Project Description

SSE Renewables develop and operate wind farms. They asked us to support them in reducing their impact on habitat and the natural environment through developing a solution to monitor puffin breeding activities around their offshore wind farm installations.

Our brief was to capture live high-definition video images of puffins visiting their burrows and deliver this data to a Microsoft team for image recognition using artificial intelligence, machine learning, and image recognition to accurately count and record their populations.

We were challenged to design and build a system that would endure the rugged and remote marine environments. Our equipment would have to survive high humidity, salt air, gale-force winds over many years whilst continuing to provide high quality consistent data to the Microsoft team.

The final design consists of bespoke marine-grade (stainless steel enclosed) high-definition self-cleaning video cameras with moisture prevention technology which upload video files to a secure server via local storage and either a 4G or satellite internet connection. Live video is transmitted over fibre optic connections allowing us to traverse long distances between the cameras and their associated communications equipment on site.
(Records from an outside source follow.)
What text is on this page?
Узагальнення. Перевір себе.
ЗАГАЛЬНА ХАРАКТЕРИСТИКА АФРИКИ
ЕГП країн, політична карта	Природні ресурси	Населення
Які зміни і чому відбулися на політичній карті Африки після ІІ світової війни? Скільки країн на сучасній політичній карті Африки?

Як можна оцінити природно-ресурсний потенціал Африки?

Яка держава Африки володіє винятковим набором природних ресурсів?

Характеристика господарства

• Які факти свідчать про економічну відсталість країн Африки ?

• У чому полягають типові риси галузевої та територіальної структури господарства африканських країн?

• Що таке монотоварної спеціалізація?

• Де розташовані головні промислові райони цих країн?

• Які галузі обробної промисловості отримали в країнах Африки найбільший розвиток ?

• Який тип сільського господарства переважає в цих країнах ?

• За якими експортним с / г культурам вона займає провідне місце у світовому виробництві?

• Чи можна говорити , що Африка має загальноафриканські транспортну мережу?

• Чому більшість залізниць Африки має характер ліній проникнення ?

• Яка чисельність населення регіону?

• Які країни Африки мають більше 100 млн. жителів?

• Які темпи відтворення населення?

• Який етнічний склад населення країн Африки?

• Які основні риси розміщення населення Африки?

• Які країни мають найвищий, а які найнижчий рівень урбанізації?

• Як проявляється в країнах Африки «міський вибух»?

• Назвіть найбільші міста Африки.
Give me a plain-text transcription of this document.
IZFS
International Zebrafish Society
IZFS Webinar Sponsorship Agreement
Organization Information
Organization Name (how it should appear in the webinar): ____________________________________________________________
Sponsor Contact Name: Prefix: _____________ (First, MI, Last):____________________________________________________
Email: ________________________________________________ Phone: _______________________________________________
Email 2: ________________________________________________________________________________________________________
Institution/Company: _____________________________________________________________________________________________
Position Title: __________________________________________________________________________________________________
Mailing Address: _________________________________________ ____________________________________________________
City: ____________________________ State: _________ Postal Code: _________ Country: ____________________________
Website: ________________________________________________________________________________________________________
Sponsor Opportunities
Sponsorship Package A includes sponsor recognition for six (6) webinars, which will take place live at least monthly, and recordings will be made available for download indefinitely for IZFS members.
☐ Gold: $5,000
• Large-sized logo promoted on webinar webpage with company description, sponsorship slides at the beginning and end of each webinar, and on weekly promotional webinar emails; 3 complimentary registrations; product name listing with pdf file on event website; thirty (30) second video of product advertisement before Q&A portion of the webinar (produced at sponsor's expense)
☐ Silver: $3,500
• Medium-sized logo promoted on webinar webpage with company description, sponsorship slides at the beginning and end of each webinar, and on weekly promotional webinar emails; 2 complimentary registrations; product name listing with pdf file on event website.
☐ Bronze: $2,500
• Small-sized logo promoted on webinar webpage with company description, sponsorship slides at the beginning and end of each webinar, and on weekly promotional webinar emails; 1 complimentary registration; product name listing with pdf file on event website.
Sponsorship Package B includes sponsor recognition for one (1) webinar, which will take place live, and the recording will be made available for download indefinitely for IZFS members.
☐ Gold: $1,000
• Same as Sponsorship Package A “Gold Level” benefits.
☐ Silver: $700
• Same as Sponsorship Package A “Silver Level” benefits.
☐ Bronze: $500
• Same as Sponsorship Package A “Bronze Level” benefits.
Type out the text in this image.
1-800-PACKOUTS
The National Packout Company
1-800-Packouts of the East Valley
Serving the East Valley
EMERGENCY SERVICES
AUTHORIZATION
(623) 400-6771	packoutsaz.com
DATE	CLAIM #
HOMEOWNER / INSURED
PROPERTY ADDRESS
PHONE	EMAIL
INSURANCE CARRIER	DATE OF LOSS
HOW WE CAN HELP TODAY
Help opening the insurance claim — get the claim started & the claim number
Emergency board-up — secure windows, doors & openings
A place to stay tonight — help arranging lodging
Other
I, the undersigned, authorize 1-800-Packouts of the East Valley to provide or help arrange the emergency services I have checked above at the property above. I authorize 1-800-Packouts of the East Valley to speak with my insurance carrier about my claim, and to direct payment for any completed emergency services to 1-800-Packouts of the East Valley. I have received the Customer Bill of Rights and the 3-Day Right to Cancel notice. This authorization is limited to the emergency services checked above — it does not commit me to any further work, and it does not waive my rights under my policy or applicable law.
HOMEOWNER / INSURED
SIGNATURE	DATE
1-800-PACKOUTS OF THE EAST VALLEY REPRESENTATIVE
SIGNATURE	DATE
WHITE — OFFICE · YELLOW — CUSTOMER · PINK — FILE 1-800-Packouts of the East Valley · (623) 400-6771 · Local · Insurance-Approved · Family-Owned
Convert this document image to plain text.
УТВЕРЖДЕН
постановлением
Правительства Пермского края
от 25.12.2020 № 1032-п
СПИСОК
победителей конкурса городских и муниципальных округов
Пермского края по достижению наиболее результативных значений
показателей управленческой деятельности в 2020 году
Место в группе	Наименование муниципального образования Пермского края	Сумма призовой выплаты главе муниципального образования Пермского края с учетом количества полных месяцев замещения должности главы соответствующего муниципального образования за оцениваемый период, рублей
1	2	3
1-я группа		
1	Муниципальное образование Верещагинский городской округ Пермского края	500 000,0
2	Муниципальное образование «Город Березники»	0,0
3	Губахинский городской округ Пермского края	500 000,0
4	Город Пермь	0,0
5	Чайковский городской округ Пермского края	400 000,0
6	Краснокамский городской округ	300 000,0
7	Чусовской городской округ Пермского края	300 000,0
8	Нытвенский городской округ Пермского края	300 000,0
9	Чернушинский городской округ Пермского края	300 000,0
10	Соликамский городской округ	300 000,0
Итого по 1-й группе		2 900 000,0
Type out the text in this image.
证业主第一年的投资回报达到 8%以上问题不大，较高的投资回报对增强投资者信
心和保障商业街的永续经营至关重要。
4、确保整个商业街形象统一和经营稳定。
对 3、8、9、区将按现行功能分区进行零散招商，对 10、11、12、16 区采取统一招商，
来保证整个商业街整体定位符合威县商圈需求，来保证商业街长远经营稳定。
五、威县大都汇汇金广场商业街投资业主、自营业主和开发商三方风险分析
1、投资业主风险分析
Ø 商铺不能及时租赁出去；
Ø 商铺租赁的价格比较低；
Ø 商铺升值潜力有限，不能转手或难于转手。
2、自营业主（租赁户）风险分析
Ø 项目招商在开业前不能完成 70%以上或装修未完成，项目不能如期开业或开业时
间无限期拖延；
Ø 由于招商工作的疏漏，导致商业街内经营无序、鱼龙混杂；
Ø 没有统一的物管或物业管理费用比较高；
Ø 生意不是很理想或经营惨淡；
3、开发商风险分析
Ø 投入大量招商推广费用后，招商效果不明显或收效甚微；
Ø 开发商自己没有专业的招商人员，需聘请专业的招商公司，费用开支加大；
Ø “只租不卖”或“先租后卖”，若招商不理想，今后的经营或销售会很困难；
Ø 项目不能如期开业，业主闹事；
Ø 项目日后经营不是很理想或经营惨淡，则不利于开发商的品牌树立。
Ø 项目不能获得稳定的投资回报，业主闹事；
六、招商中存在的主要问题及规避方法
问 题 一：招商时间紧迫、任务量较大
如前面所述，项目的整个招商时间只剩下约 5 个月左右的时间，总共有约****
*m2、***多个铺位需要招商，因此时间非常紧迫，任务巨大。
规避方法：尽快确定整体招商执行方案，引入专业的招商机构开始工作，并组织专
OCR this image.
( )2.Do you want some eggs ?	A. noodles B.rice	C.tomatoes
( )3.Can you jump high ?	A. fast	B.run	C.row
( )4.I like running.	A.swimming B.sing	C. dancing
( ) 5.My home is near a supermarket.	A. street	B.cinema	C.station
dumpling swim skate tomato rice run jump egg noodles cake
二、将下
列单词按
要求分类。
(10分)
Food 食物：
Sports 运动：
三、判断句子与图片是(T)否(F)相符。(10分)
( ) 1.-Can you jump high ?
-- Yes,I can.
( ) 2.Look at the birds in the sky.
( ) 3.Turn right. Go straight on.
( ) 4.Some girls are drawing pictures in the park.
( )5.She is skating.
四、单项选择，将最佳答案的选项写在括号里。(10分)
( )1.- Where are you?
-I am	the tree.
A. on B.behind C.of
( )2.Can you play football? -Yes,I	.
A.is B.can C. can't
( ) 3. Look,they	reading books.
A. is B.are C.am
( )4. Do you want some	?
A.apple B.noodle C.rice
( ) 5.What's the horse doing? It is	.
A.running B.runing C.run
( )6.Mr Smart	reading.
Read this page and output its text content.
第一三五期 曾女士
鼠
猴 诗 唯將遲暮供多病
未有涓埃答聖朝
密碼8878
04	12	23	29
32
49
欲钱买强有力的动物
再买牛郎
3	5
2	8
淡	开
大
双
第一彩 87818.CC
Excite Technology assembled a project team, many of whom were experts in their own specialist fields including Cinematography, Information technology, Electrical Engineering, Audio Visual, Mechanical Engineering, and Project Management who worked with the client to realise a proof of concept which was successfully delivered via a RIB craft to the Isle of May. This remote 140-acre North Sea Island recently hosted 80,000 puffins in March 2020 and is the third largest puffin colony in the UK.

Following a successful proof of concept, permanent installations of this technology are now being planned as SSE would like to find out if it’s Beatrice Windfarm off the Caithness coast is affecting the Puffin’s light path as they take food back to their burrows. The electricity generated at Beatrice’s 84 wind turbines is enough to power nearly half a million homes.